Per l’evoluzione del debito dell’Unione Europea sarà fondamentale il contenuto delle norme fiscali UE riviste nel momento in cui verranno finalmente adottate.  L’argomento in discussione, ovvero la valutazione della sostenibilità del debito attraverso una metodologia comune, pur nel riconoscimento che ogni Paese è diverso, rappresenta un notevole passo avanti rispetto all’eccessiva complicazione delle norme precedenti.  Le nuove regole potrebbero però essere troppo rigide e non essere in grado di consentire la lenta e costante correzione che abbiamo descritto in precedenza. E ciò è fonte di preoccupazione. 


In ogni caso, credo che nei prossimi anni assisteremo al consolidamento fiscale in Europa.  Sarà interessante vedere cosa accadrà ai tassi di interesse europei.  Non è del tutto inverosimile che il consolidamento fiscale, abbinato a una domanda privata costantemente debole, porti alla necessità da parte della Banca Centrale Europea di tagliare i tassi, una volta che avrà vinto la battaglia contro l’inflazione.  Paradossalmente, i tassi elevati di oggi lasciano presagire tassi più bassi in futuro.  In tal caso, le dinamiche del debito migliorerebbero e il processo di adeguamento sarebbe più facile.

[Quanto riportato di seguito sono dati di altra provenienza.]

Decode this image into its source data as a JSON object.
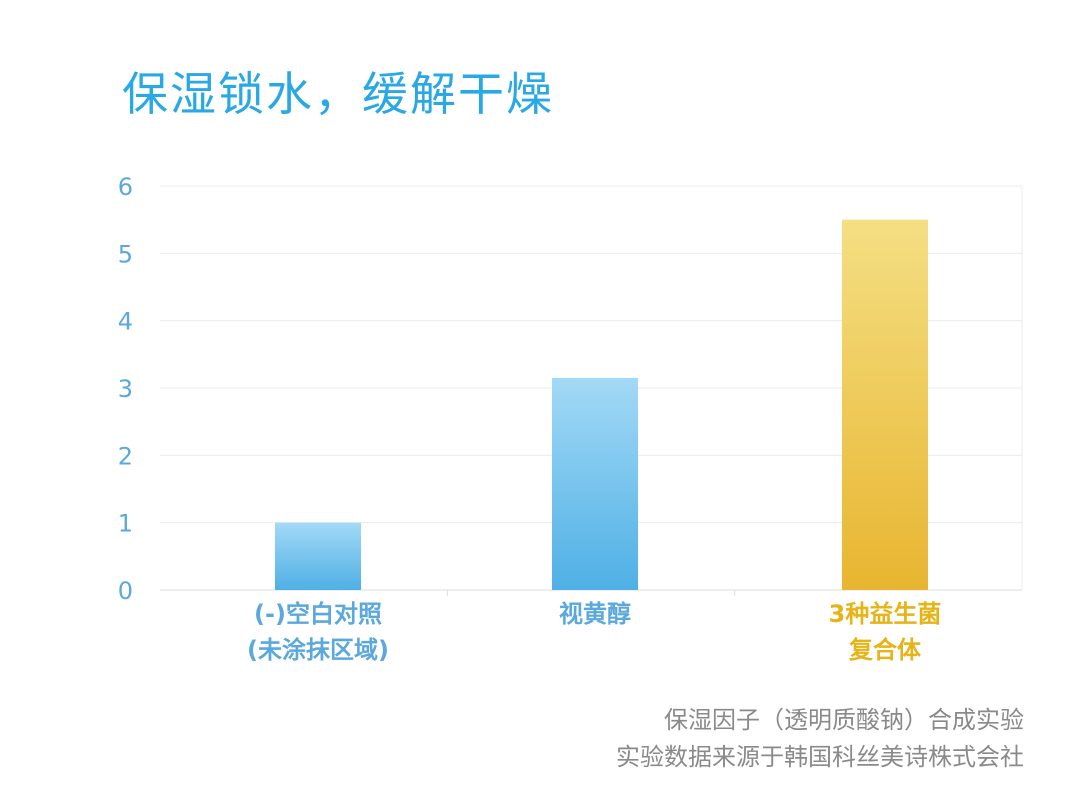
{
  "title": "保湿锁水，缓解干燥",
  "footnote": {
    "line1": "保湿因子（透明质酸钠）合成实验",
    "line2": "实验数据来源于韩国科丝美诗株式会社"
  },
  "colors": {
    "title": "#29a8e6",
    "axis_text": "#5ba9dc",
    "blue_bar_top": "#a3d9f6",
    "blue_bar_bottom": "#4fb0e5",
    "gold_bar_top": "#f4df83",
    "gold_bar_bottom": "#e8b530",
    "gold_label": "#e6b417",
    "footnote": "#8a8a8a",
    "grid": "#ececec"
  },
  "chart_data": {
    "type": "bar",
    "title": "保湿锁水，缓解干燥",
    "xlabel": "",
    "ylabel": "",
    "ylim": [
      0,
      6
    ],
    "yticks": [
      0,
      1,
      2,
      3,
      4,
      5,
      6
    ],
    "grid": true,
    "legend": "none",
    "categories": [
      {
        "lines": [
          "(-)空白对照",
          "(未涂抹区域)"
        ],
        "color": "blue"
      },
      {
        "lines": [
          "视黄醇"
        ],
        "color": "blue"
      },
      {
        "lines": [
          "3种益生菌",
          "复合体"
        ],
        "color": "gold"
      }
    ],
    "values": [
      1.0,
      3.15,
      5.5
    ]
  }
}
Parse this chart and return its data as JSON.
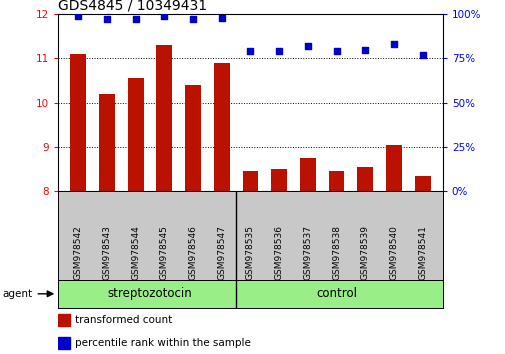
{
  "title": "GDS4845 / 10349431",
  "samples": [
    "GSM978542",
    "GSM978543",
    "GSM978544",
    "GSM978545",
    "GSM978546",
    "GSM978547",
    "GSM978535",
    "GSM978536",
    "GSM978537",
    "GSM978538",
    "GSM978539",
    "GSM978540",
    "GSM978541"
  ],
  "bar_values": [
    11.1,
    10.2,
    10.55,
    11.3,
    10.4,
    10.9,
    8.45,
    8.5,
    8.75,
    8.45,
    8.55,
    9.05,
    8.35
  ],
  "scatter_values": [
    99,
    97,
    97,
    99,
    97,
    98,
    79,
    79,
    82,
    79,
    80,
    83,
    77
  ],
  "bar_color": "#bb1100",
  "scatter_color": "#0000cc",
  "ylim_left": [
    8,
    12
  ],
  "ylim_right": [
    0,
    100
  ],
  "yticks_left": [
    8,
    9,
    10,
    11,
    12
  ],
  "yticks_right": [
    0,
    25,
    50,
    75,
    100
  ],
  "ytick_labels_right": [
    "0%",
    "25%",
    "50%",
    "75%",
    "100%"
  ],
  "group_label_1": "streptozotocin",
  "group_label_2": "control",
  "group_div": 5.5,
  "group_bar_color": "#99ee88",
  "agent_label": "agent",
  "legend_bar_label": "transformed count",
  "legend_scatter_label": "percentile rank within the sample",
  "tick_area_color": "#c8c8c8",
  "title_fontsize": 10,
  "tick_label_fontsize": 7.5,
  "bar_bottom": 8,
  "n_samples": 13,
  "group1_mid": 2.5,
  "group2_mid": 9.0
}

La situazione negli Stati Uniti è alquanto diversa, nonché più preoccupante.  I tassi di interesse reali a lungo termine sono più alti rispetto all’Europa e il deficit primario è tra il 4% e il 5%.  Inoltre, l’attuale processo di definizione del budget non funziona. L’indice di indebitamento potrebbe esplodere e appare improbabile che la correzione avvenga senza intoppi.  Per dare il via alla svolta potrebbe essere necessaria una crisi di qualche tipo, per esempio il fallimento di un’asta o spread di credito sui titoli del Tesoro.  Non si possono escludere anche scenari più preoccupanti, per esempio l’elezione di Donald Trump e la conseguente nomina di un Presidente della Federal Reserve disposto a ridurre il debito attraverso l’inflazione. È inutile dire che ciò avrebbe importanti implicazioni, non solo per gli Stati Uniti, ma per il mondo intero. Dobbiamo sperare per il meglio ma essere anche pronti a prendere in considerazione gli scenari più pessimistici. 

Le idee e le opinioni espresse in questo articolo sono dell’autore e non riflettono necessariamente quelle di AXA Investment Managers.